+0

The growing number of overweight people is putting a strain on the health care system in an effort to deal with the health issues involved. Some people think that the best way to deal with this problem is to introduce more physical education lessons in the school curriculum. To what extent do you agree or disagree?

The rising number of obese people leads to pressure on the health care system and most people believe that one of the ways to overcome this problem is propose more physical lessons in school. Taking issue with this statement, I consider that there always the other ideas better than force people on physical lessons in school to prevent dangerous consequence of the obesity in future.

It is obvious that most reason cause the obesity is insufficient physical activities, while people tent to eat a lot junk food or fast food. This habit is growing as a consequence of modern life, which leads to the psychology of avoiding taking physical lessons. In a result, it is hard to force someone to do exercise when they do not like. The idea that introducing more physical lessons in school is a temporally solutions, As an illustration, those physical lessons in school failed to create a habit to people, which will be ineffective when people leave their school due to the negative influences from society.

Nevertheless, the best way to reduce obesity that it can potentially be prevented by increasing awareness of healthy. That plays a prominent role in minimizes the obese people and inspire them to take physical classes, eat diet for keeping body in shape. By taking this long-term approach, people are capable for self-discipline practice a good habit without coercive measures.

In conclusion, the increasing trend of overweight people is putting a burden on healthcare system. In an effort to solve such issues, I believe that increasing awareness in keeping a good healthy is necessary.

+2

The rising number of obese people leads to pressure on the health care system and most people believe that one of the ways to overcome this problem is propose to introduce more physical activities lessons in school. Taking issue with this statement, (You have to answer the essay prompt: To what extent do you agree or disagree? Answer with an adverb of extent.) I consider that there always the other ideas better than to force children to play sports and do exercises people on physical lessons in school to prevent the dangerous consequences of their obesity in future. (Are you assuming that all these schoolchildren will be obese in the future? You seem to be mostly off-topic. The topic is about having more play time activities in schools, for example, playing netball, football and other fun sports. It is not about adults or university students who eat a lot of junk food and live a sedentary lifestyle.)

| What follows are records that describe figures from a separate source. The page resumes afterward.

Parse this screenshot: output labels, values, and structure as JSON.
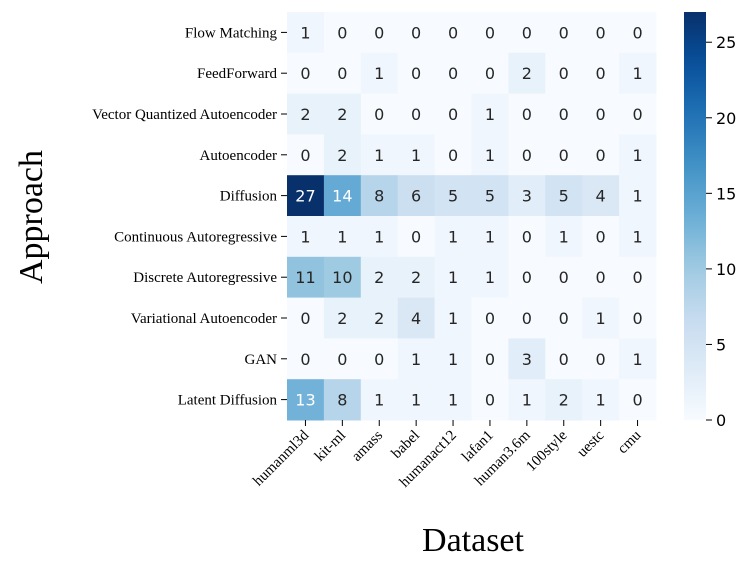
{
  "chart_data": {
    "type": "heatmap",
    "xlabel": "Dataset",
    "ylabel": "Approach",
    "x_categories": [
      "humanml3d",
      "kit-ml",
      "amass",
      "babel",
      "humanact12",
      "lafan1",
      "human3.6m",
      "100style",
      "uestc",
      "cmu"
    ],
    "y_categories": [
      "Flow Matching",
      "FeedForward",
      "Vector Quantized Autoencoder",
      "Autoencoder",
      "Diffusion",
      "Continuous Autoregressive",
      "Discrete Autoregressive",
      "Variational Autoencoder",
      "GAN",
      "Latent Diffusion"
    ],
    "values": [
      [
        1,
        0,
        0,
        0,
        0,
        0,
        0,
        0,
        0,
        0
      ],
      [
        0,
        0,
        1,
        0,
        0,
        0,
        2,
        0,
        0,
        1
      ],
      [
        2,
        2,
        0,
        0,
        0,
        1,
        0,
        0,
        0,
        0
      ],
      [
        0,
        2,
        1,
        1,
        0,
        1,
        0,
        0,
        0,
        1
      ],
      [
        27,
        14,
        8,
        6,
        5,
        5,
        3,
        5,
        4,
        1
      ],
      [
        1,
        1,
        1,
        0,
        1,
        1,
        0,
        1,
        0,
        1
      ],
      [
        11,
        10,
        2,
        2,
        1,
        1,
        0,
        0,
        0,
        0
      ],
      [
        0,
        2,
        2,
        4,
        1,
        0,
        0,
        0,
        1,
        0
      ],
      [
        0,
        0,
        0,
        1,
        1,
        0,
        3,
        0,
        0,
        1
      ],
      [
        13,
        8,
        1,
        1,
        1,
        0,
        1,
        2,
        1,
        0
      ]
    ],
    "colorbar": {
      "colormap": "Blues",
      "range": [
        0,
        27
      ],
      "ticks": [
        0,
        5,
        10,
        15,
        20,
        25
      ]
    }
  }
}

It is obvious that most reason (wrong word) cause the (wrong word) obesity is insufficient physical activities, while people tent (wrong word) to eat a lot junk food or fast food. This habit is growing as a consequence of modern life, which leads to the psychology of avoiding taking physical lessons. (That makes no sense.) In a result, it is hard to force someone to do exercise (You are off-topic. The topic is about young schoolchildren, who like to play, not obese and lazy adults.) when they do not like it. The idea that introducing more physical lessons (wrong expression) in school is a temporally (wrong word ) solutions, (wrong form) As an illustration, those physical lessons (wrong expression) in school failed to create a habit to people, which will be ineffective when people leave their school due to the negative influences from society.

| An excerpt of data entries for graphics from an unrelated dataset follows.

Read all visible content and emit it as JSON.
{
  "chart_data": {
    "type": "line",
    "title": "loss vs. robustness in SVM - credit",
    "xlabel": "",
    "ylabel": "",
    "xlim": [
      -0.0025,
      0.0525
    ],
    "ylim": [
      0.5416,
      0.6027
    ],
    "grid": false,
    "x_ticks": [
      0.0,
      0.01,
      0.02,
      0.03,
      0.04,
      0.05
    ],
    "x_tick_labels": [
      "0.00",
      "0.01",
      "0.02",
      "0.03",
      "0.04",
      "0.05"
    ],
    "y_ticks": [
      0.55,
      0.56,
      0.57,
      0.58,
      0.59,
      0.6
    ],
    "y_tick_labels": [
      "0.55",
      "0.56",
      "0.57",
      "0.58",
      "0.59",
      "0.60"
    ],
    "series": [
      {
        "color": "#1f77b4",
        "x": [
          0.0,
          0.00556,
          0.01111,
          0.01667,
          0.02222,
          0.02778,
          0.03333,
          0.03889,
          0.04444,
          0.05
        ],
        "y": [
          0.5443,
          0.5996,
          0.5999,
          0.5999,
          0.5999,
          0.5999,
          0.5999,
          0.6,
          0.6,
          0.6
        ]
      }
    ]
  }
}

Nevertheless, the best way to reduce obesity that it can potentially be prevented (ungrammatical) is by increasing awareness of healthy. (wrong word - healthy is an adjective. You cannot use it as a noun.) That plays a prominent role in minimizes (wrong form, wrong word) the obese people and inspire them to take physical exercise classes, eat diet (ungrammatical) for keeping the body in shape. By taking this long-term approach, people are capable for self-discipline practice a good habit (ungrammatical - That is very poor English.) without coercive measures.

In conclusion, the increasing trend of overweight people is putting a burden on the healthcare system. In an effort to solve such issues, I believe that increasing awareness in keeping a good healthy is necessary.

+1

Hello, Tâm Nhã

Welcome to English Forums.

Please post essays, paragraphs, dialogues and other writing in the essay forum so a moderator does not have to move your post.
https://www.englishforums.com/English/EssayReportCompositionWriting/Forum9.htm


Please do not put the essay instructions in the "Subject" line.
Put it with your answer in the message body.